Unanswered: Query in stored procedure runs too fast
Ok, I'll admit right off the bat that I never suspected that I'd ever raise this complaint, much less worry about how to fix the "problem" associated with it!
We're preparing to take a large set of changes (projects) to PeopleSoft Financials from development to test. The code is still somewhat rough, but it has been "desk checked" to ensure that it does what the developers think that it ought to do, and they've blessed it at that point. The code is now moving into the test phase, and the QA team is finding locking/blocking issues that we've never seen in this code before... Sort of a "lock avalanche" where no one process locks for very long, but many of them block one another to the point where applications actually "freeze" while almost never hitting a deadlock.
My solution was to create a "blitzkrieg" query / stored procedure that would periodically sample master.dbo.sysprocesses, master.dbo.sysdatabases, and apply one of the dm_ functions to gather information on locking, blocking, and deadlocking. My procedure runs nicely (it never hangs) and gets about 99.3% of the data that I want.

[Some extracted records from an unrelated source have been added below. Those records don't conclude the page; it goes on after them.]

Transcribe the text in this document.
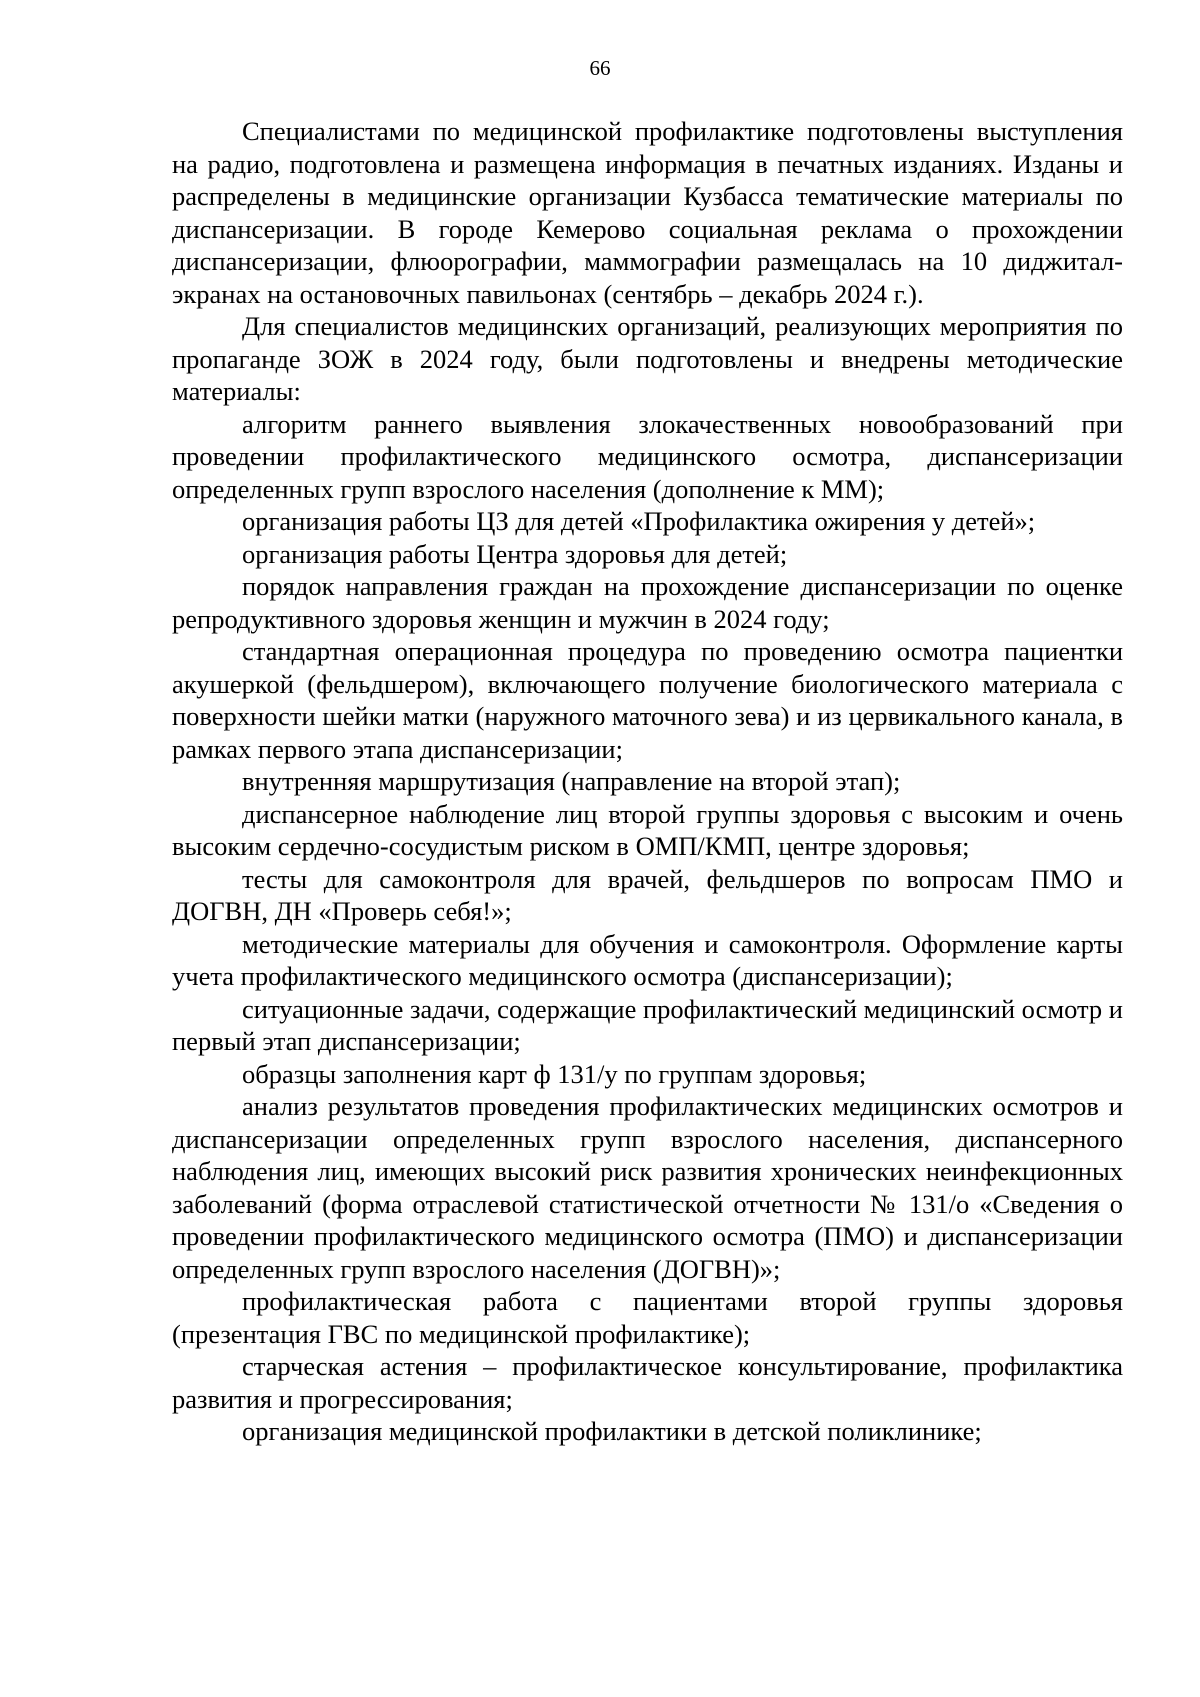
66

Специалистами по медицинской профилактике подготовлены выступления на радио, подготовлена и размещена информация в печатных изданиях. Изданы и распределены в медицинские организации Кузбасса тематические материалы по диспансеризации. В городе Кемерово социальная реклама о прохождении диспансеризации, флюорографии, маммографии размещалась на 10 диджитал-экранах на остановочных павильонах (сентябрь – декабрь 2024 г.).

Для специалистов медицинских организаций, реализующих мероприятия по пропаганде ЗОЖ в 2024 году, были подготовлены и внедрены методические материалы:

алгоритм раннего выявления злокачественных новообразований при проведении профилактического медицинского осмотра, диспансеризации определенных групп взрослого населения (дополнение к ММ);

организация работы ЦЗ для детей «Профилактика ожирения у детей»;

организация работы Центра здоровья для детей;

порядок направления граждан на прохождение диспансеризации по оценке репродуктивного здоровья женщин и мужчин в 2024 году;

стандартная операционная процедура по проведению осмотра пациентки акушеркой (фельдшером), включающего получение биологического материала с поверхности шейки матки (наружного маточного зева) и из цервикального канала, в рамках первого этапа диспансеризации;

внутренняя маршрутизация (направление на второй этап);

диспансерное наблюдение лиц второй группы здоровья с высоким и очень высоким сердечно-сосудистым риском в ОМП/КМП, центре здоровья;

тесты для самоконтроля для врачей, фельдшеров по вопросам ПМО и ДОГВН, ДН «Проверь себя!»;

методические материалы для обучения и самоконтроля. Оформление карты учета профилактического медицинского осмотра (диспансеризации);

ситуационные задачи, содержащие профилактический медицинский осмотр и первый этап диспансеризации;

образцы заполнения карт ф 131/у по группам здоровья;

анализ результатов проведения профилактических медицинских осмотров и диспансеризации определенных групп взрослого населения, диспансерного наблюдения лиц, имеющих высокий риск развития хронических неинфекционных заболеваний (форма отраслевой статистической отчетности № 131/о «Сведения о проведении профилактического медицинского осмотра (ПМО) и диспансеризации определенных групп взрослого населения (ДОГВН)»;

профилактическая работа с пациентами второй группы здоровья (презентация ГВС по медицинской профилактике);

старческая астения – профилактическое консультирование, профилактика развития и прогрессирования;

организация медицинской профилактики в детской поликлинике;
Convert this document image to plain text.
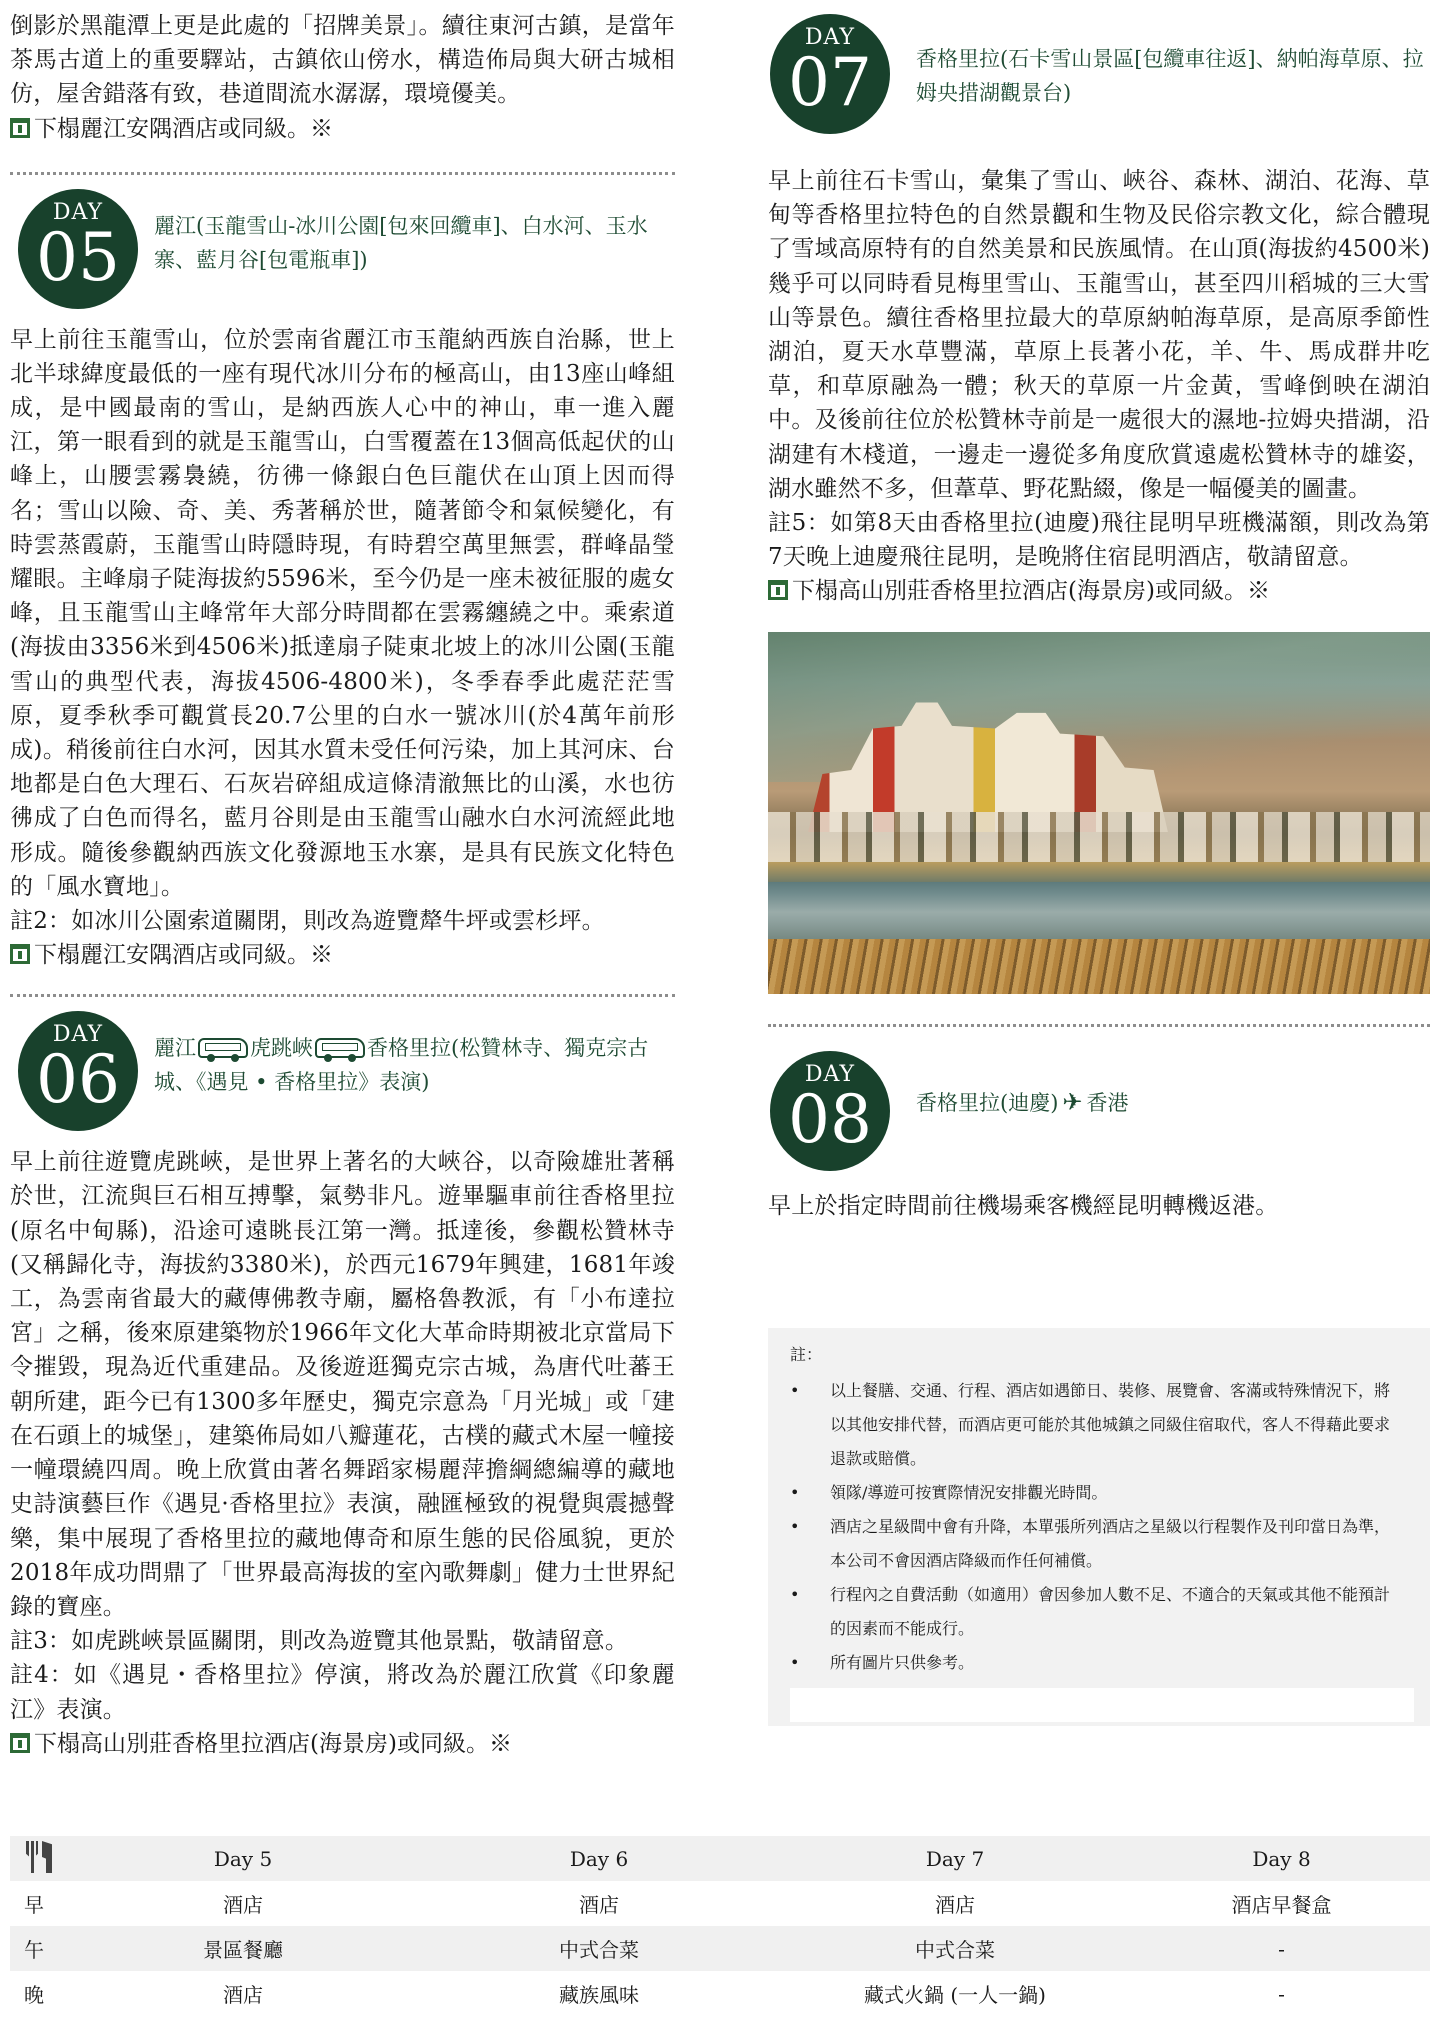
倒影於黑龍潭上更是此處的「招牌美景」。續往東河古鎮，是當年茶馬古道上的重要驛站，古鎮依山傍水，構造佈局與大研古城相仿，屋舍錯落有致，巷道間流水潺潺，環境優美。

下榻麗江安隅酒店或同級。※
DAY
05	麗江(玉龍雪山-冰川公園[包來回纜車]、白水河、玉水寨、藍月谷[包電瓶車])

早上前往玉龍雪山，位於雲南省麗江市玉龍納西族自治縣，世上北半球緯度最低的一座有現代冰川分布的極高山，由13座山峰組成，是中國最南的雪山，是納西族人心中的神山，車一進入麗江，第一眼看到的就是玉龍雪山，白雪覆蓋在13個高低起伏的山峰上，山腰雲霧裊繞，彷彿一條銀白色巨龍伏在山頂上因而得名；雪山以險、奇、美、秀著稱於世，隨著節令和氣候變化，有時雲蒸霞蔚，玉龍雪山時隱時現，有時碧空萬里無雲，群峰晶瑩耀眼。主峰扇子陡海拔約5596米，至今仍是一座未被征服的處女峰，且玉龍雪山主峰常年大部分時間都在雲霧纏繞之中。乘索道(海拔由3356米到4506米)抵達扇子陡東北坡上的冰川公園(玉龍雪山的典型代表，海拔4506-4800米)，冬季春季此處茫茫雪原，夏季秋季可觀賞長20.7公里的白水一號冰川(於4萬年前形成)。稍後前往白水河，因其水質未受任何污染，加上其河床、台地都是白色大理石、石灰岩碎組成這條清澈無比的山溪，水也彷彿成了白色而得名，藍月谷則是由玉龍雪山融水白水河流經此地形成。隨後參觀納西族文化發源地玉水寨，是具有民族文化特色的「風水寶地」。

註2：如冰川公園索道關閉，則改為遊覽犛牛坪或雲杉坪。

下榻麗江安隅酒店或同級。※
DAY
06	麗江	虎跳峽	香格里拉(松贊林寺、獨克宗古城、《遇見 • 香格里拉》表演)

早上前往遊覽虎跳峽，是世界上著名的大峽谷，以奇險雄壯著稱於世，江流與巨石相互搏擊，氣勢非凡。遊畢驅車前往香格里拉(原名中甸縣)，沿途可遠眺長江第一灣。抵達後，參觀松贊林寺(又稱歸化寺，海拔約3380米)，於西元1679年興建，1681年竣工，為雲南省最大的藏傳佛教寺廟，屬格魯教派，有「小布達拉宮」之稱，後來原建築物於1966年文化大革命時期被北京當局下令摧毀，現為近代重建品。及後遊逛獨克宗古城，為唐代吐蕃王朝所建，距今已有1300多年歷史，獨克宗意為「月光城」或「建在石頭上的城堡」，建築佈局如八瓣蓮花，古樸的藏式木屋一幢接一幢環繞四周。晚上欣賞由著名舞蹈家楊麗萍擔綱總編導的藏地史詩演藝巨作《遇見·香格里拉》表演，融匯極致的視覺與震撼聲樂，集中展現了香格里拉的藏地傳奇和原生態的民俗風貌，更於2018年成功問鼎了「世界最高海拔的室內歌舞劇」健力士世界紀錄的寶座。

註3：如虎跳峽景區關閉，則改為遊覽其他景點，敬請留意。

註4：如《遇見・香格里拉》停演，將改為於麗江欣賞《印象麗江》表演。

下榻高山別莊香格里拉酒店(海景房)或同級。※
DAY
07	香格里拉(石卡雪山景區[包纜車往返]、納帕海草原、拉姆央措湖觀景台)

早上前往石卡雪山，彙集了雪山、峽谷、森林、湖泊、花海、草甸等香格里拉特色的自然景觀和生物及民俗宗教文化，綜合體現了雪域高原特有的自然美景和民族風情。在山頂(海拔約4500米)幾乎可以同時看見梅里雪山、玉龍雪山，甚至四川稻城的三大雪山等景色。續往香格里拉最大的草原納帕海草原，是高原季節性湖泊，夏天水草豐滿，草原上長著小花，羊、牛、馬成群井吃草，和草原融為一體；秋天的草原一片金黃，雪峰倒映在湖泊中。及後前往位於松贊林寺前是一處很大的濕地-拉姆央措湖，沿湖建有木棧道，一邊走一邊從多角度欣賞遠處松贊林寺的雄姿，湖水雖然不多，但葦草、野花點綴，像是一幅優美的圖畫。

註5：如第8天由香格里拉(迪慶)飛往昆明早班機滿額，則改為第7天晚上迪慶飛往昆明，是晚將住宿昆明酒店，敬請留意。

下榻高山別莊香格里拉酒店(海景房)或同級。※
DAY
08	香格里拉(迪慶) ✈ 香港

早上於指定時間前往機場乘客機經昆明轉機返港。

註：
• 以上餐膳、交通、行程、酒店如遇節日、裝修、展覽會、客滿或特殊情況下，將以其他安排代替，而酒店更可能於其他城鎮之同級住宿取代，客人不得藉此要求退款或賠償。
• 領隊/導遊可按實際情況安排觀光時間。
• 酒店之星級間中會有升降，本單張所列酒店之星級以行程製作及刊印當日為準，本公司不會因酒店降級而作任何補償。
• 行程內之自費活動（如適用）會因參加人數不足、不適合的天氣或其他不能預計的因素而不能成行。
• 所有圖片只供參考。
Day 5	Day 6	Day 7	Day 8
早	酒店	酒店	酒店	酒店早餐盒
午	景區餐廳	中式合菜	中式合菜	-
晚	酒店	藏族風味	藏式火鍋 (一人一鍋)	-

The problem is that the blasted query / stored procedure runs either too fast or too slow, depending on how you look at it. Because the dm_ function takes a few ms to run, there can be a situation where either a row appears as a false positive or as a missing row because of timing... Either the culprit shows up as a blocker, but by the time the victim spid is evaluated the block has cleared, or the row is skipped and by the time the victim is evaluated the block has occured.
The whole process runs in well under 100 ms when there is nothing to report, and I've never seen it run 200 ms yet under the worst conditions it has faced, so the code is fast... The problem is that I really don't want to try to enforce any kind of locking to resolve the issue, because that locking would impact performance and that is EXACTLY what I do NOT want to do.
One notion that I'm playing with is to harvest everything but the text in one pass (an INSERT), then get the command text in a separate pass (UPDATE). The down side to this idea is that this stuff is blindingly fast, so even the short pause between the INSERT and subsequent UPDATE operations might cause me to actually record the wrong command text (that has already happened in this particular case).
You may be able to use the most_recent_sql_handle column in sys.dm_exec_connections to filter out new commands. If the current most_recent_sql_handle does not equal the harvested most_recent_sql_handle, then you should discard the result. Ideally, you would collect all the information at once. When i was trying to get at some other waittypes (disk waits as I recall) in SQL 2000, i had this same problem, because I was harvesting the SPIDS, then looping back through them to collect the commands. Like you have found, it works 90+% of the time.
This is what I am working with in SQL 2005. sys.dm_exec_requests only shows running requests, and I have not had a lot of chances to play with blocking situations, yet (OK, I am too lazy to force a blockinig situation)
select r.session_id, r.blocking_session_id, r.wait_type, s.text
from sys.dm_exec_requests r cross apply
where r.session_id in (select blocking_session_id from sys.dm_exec_requests)
or blocking_session_id > 0
Does this come anywhere near what you need, or is this what you also started with?
I'm actually starting to think that 99.3% is as good as I can get. One orphan or widow row in every 150 or so isn't going to kill me, and this process is so snarky fast that the only other way to see it is to use SQL Profiler, and Profiler is often just enough load to completely cloak this problem (so it becomes a Heisenbug).